Depois do almoço voltamos para a delegacia, no caminho da volta ela já estava bem menos travada que na ida, mas ainda bem tímida e na dela. Vou contar que gostei muito do almoço, faz tanto tempo que ou como só ou com o Cantão, que nem sabia mais a sensação de almoçar conversando.
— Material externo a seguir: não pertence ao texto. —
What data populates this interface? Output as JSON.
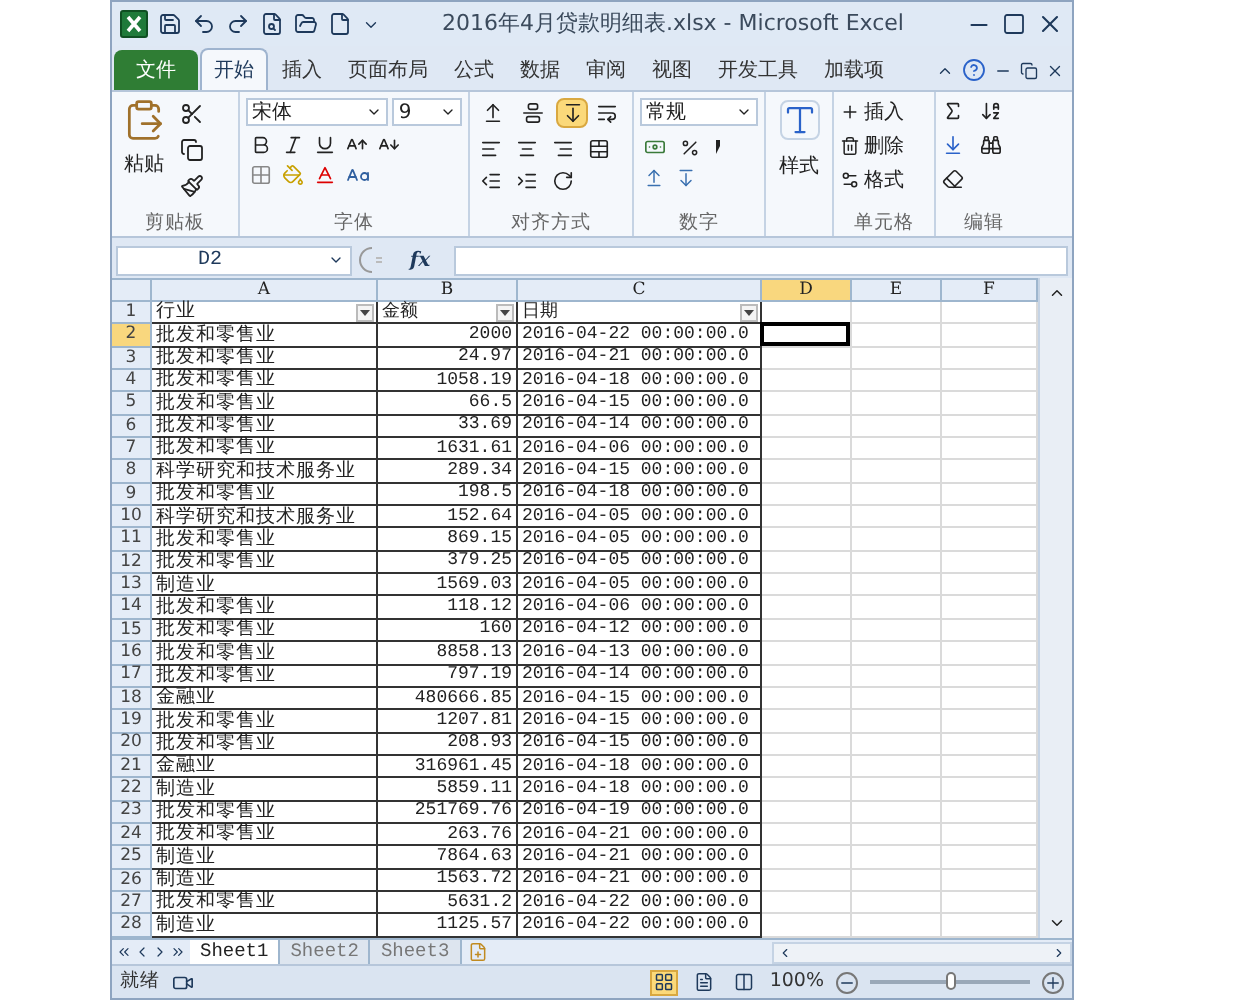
{
  "window": {
    "title": "2016年4月贷款明细表.xlsx - Microsoft Excel"
  },
  "file_tab": "文件",
  "tabs": [
    {
      "label": "开始",
      "selected": true
    },
    {
      "label": "插入",
      "selected": false
    },
    {
      "label": "页面布局",
      "selected": false
    },
    {
      "label": "公式",
      "selected": false
    },
    {
      "label": "数据",
      "selected": false
    },
    {
      "label": "审阅",
      "selected": false
    },
    {
      "label": "视图",
      "selected": false
    },
    {
      "label": "开发工具",
      "selected": false
    },
    {
      "label": "加载项",
      "selected": false
    }
  ],
  "ribbon": {
    "clipboard": {
      "paste": "粘贴",
      "label": "剪贴板"
    },
    "font": {
      "name": "宋体",
      "size": "9",
      "label": "字体"
    },
    "alignment": {
      "vertical": [
        {
          "kind": "top",
          "selected": false
        },
        {
          "kind": "middle",
          "selected": false
        },
        {
          "kind": "bottom",
          "selected": true
        }
      ],
      "label": "对齐方式"
    },
    "number": {
      "format": "常规",
      "label": "数字"
    },
    "styles": {
      "button": "样式"
    },
    "cells": {
      "buttons": [
        "插入",
        "删除",
        "格式"
      ],
      "label": "单元格"
    },
    "editing": {
      "label": "编辑"
    }
  },
  "formula_bar": {
    "name_box": "D2",
    "function_label": "fx"
  },
  "columns": [
    {
      "label": "A",
      "selected": false
    },
    {
      "label": "B",
      "selected": false
    },
    {
      "label": "C",
      "selected": false
    },
    {
      "label": "D",
      "selected": true
    },
    {
      "label": "E",
      "selected": false
    },
    {
      "label": "F",
      "selected": false
    }
  ],
  "rows": [
    {
      "kind": "header",
      "number": "1",
      "selected": false,
      "cells": [
        "行业",
        "金额",
        "日期"
      ]
    },
    {
      "kind": "data",
      "number": "2",
      "selected": true,
      "cells": [
        "批发和零售业",
        "2000",
        "2016-04-22 00:00:00.0"
      ]
    },
    {
      "kind": "data",
      "number": "3",
      "selected": false,
      "cells": [
        "批发和零售业",
        "24.97",
        "2016-04-21 00:00:00.0"
      ]
    },
    {
      "kind": "data",
      "number": "4",
      "selected": false,
      "cells": [
        "批发和零售业",
        "1058.19",
        "2016-04-18 00:00:00.0"
      ]
    },
    {
      "kind": "data",
      "number": "5",
      "selected": false,
      "cells": [
        "批发和零售业",
        "66.5",
        "2016-04-15 00:00:00.0"
      ]
    },
    {
      "kind": "data",
      "number": "6",
      "selected": false,
      "cells": [
        "批发和零售业",
        "33.69",
        "2016-04-14 00:00:00.0"
      ]
    },
    {
      "kind": "data",
      "number": "7",
      "selected": false,
      "cells": [
        "批发和零售业",
        "1631.61",
        "2016-04-06 00:00:00.0"
      ]
    },
    {
      "kind": "data",
      "number": "8",
      "selected": false,
      "cells": [
        "科学研究和技术服务业",
        "289.34",
        "2016-04-15 00:00:00.0"
      ]
    },
    {
      "kind": "data",
      "number": "9",
      "selected": false,
      "cells": [
        "批发和零售业",
        "198.5",
        "2016-04-18 00:00:00.0"
      ]
    },
    {
      "kind": "data",
      "number": "10",
      "selected": false,
      "cells": [
        "科学研究和技术服务业",
        "152.64",
        "2016-04-05 00:00:00.0"
      ]
    },
    {
      "kind": "data",
      "number": "11",
      "selected": false,
      "cells": [
        "批发和零售业",
        "869.15",
        "2016-04-05 00:00:00.0"
      ]
    },
    {
      "kind": "data",
      "number": "12",
      "selected": false,
      "cells": [
        "批发和零售业",
        "379.25",
        "2016-04-05 00:00:00.0"
      ]
    },
    {
      "kind": "data",
      "number": "13",
      "selected": false,
      "cells": [
        "制造业",
        "1569.03",
        "2016-04-05 00:00:00.0"
      ]
    },
    {
      "kind": "data",
      "number": "14",
      "selected": false,
      "cells": [
        "批发和零售业",
        "118.12",
        "2016-04-06 00:00:00.0"
      ]
    },
    {
      "kind": "data",
      "number": "15",
      "selected": false,
      "cells": [
        "批发和零售业",
        "160",
        "2016-04-12 00:00:00.0"
      ]
    },
    {
      "kind": "data",
      "number": "16",
      "selected": false,
      "cells": [
        "批发和零售业",
        "8858.13",
        "2016-04-13 00:00:00.0"
      ]
    },
    {
      "kind": "data",
      "number": "17",
      "selected": false,
      "cells": [
        "批发和零售业",
        "797.19",
        "2016-04-14 00:00:00.0"
      ]
    },
    {
      "kind": "data",
      "number": "18",
      "selected": false,
      "cells": [
        "金融业",
        "480666.85",
        "2016-04-15 00:00:00.0"
      ]
    },
    {
      "kind": "data",
      "number": "19",
      "selected": false,
      "cells": [
        "批发和零售业",
        "1207.81",
        "2016-04-15 00:00:00.0"
      ]
    },
    {
      "kind": "data",
      "number": "20",
      "selected": false,
      "cells": [
        "批发和零售业",
        "208.93",
        "2016-04-15 00:00:00.0"
      ]
    },
    {
      "kind": "data",
      "number": "21",
      "selected": false,
      "cells": [
        "金融业",
        "316961.45",
        "2016-04-18 00:00:00.0"
      ]
    },
    {
      "kind": "data",
      "number": "22",
      "selected": false,
      "cells": [
        "制造业",
        "5859.11",
        "2016-04-18 00:00:00.0"
      ]
    },
    {
      "kind": "data",
      "number": "23",
      "selected": false,
      "cells": [
        "批发和零售业",
        "251769.76",
        "2016-04-19 00:00:00.0"
      ]
    },
    {
      "kind": "data",
      "number": "24",
      "selected": false,
      "cells": [
        "批发和零售业",
        "263.76",
        "2016-04-21 00:00:00.0"
      ]
    },
    {
      "kind": "data",
      "number": "25",
      "selected": false,
      "cells": [
        "制造业",
        "7864.63",
        "2016-04-21 00:00:00.0"
      ]
    },
    {
      "kind": "data",
      "number": "26",
      "selected": false,
      "cells": [
        "制造业",
        "1563.72",
        "2016-04-21 00:00:00.0"
      ]
    },
    {
      "kind": "data",
      "number": "27",
      "selected": false,
      "cells": [
        "批发和零售业",
        "5631.2",
        "2016-04-22 00:00:00.0"
      ]
    },
    {
      "kind": "data",
      "number": "28",
      "selected": false,
      "cells": [
        "制造业",
        "1125.57",
        "2016-04-22 00:00:00.0"
      ]
    }
  ],
  "sheets": [
    {
      "label": "Sheet1",
      "selected": true
    },
    {
      "label": "Sheet2",
      "selected": false
    },
    {
      "label": "Sheet3",
      "selected": false
    }
  ],
  "status_bar": {
    "status": "就绪",
    "views": [
      {
        "kind": "normal",
        "selected": true
      },
      {
        "kind": "layout",
        "selected": false
      },
      {
        "kind": "page_break",
        "selected": false
      }
    ],
    "zoom": "100%",
    "zoom_slider": {
      "level": 0.5
    }
  }
}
Quando chegamos na delegacia, eu nem entrei, deixei ela na lateral do casarão.
- Bia, eu nem vou entrar no DP, vou aproveitar daqui e ir lá no advogado que eu falei, consegui um horário agora pra tarde
- Ah, entendi - meio desconcertada - Ah, certo. Boa sorte lá. - falando baixinho.
- Não é nada de mais, eu estou terminando de comprar um apartamento pra mim, aí preciso ir lá pegar alguns documentos.
- Sério? Que legal. Eu to bem longe do meu ainda.
- Você é super nova Bia, quando menos perceber já vai ter o seu.
- Eu espero. Ah, amanhã as fotos já vão estar prontas. Eu deixo lá na sua mesa. Pode ser?
- Bia, relaxa. Fica tranquila. Trabalho nunca falta, se não der tempo pra amanha eu pego depois. Relaxa a bisteca. Eu vou indo para não perder o horário, ainda tenho aula hoje a noite.
- Ah… claro. Boa aula Flávia. - Eu estava meio sem jeito também, ela é tão tímida, que posso até estar invadindo o espaço dela, educadamente dei um beijo na bochecha, desse padrão de cumprimento mesmo. Depois disso ela voltou andando pelo corredor lateral da delegacia,entre as viaturas, logo desaparecendo pela porta lateral, de acesso ao contingente local.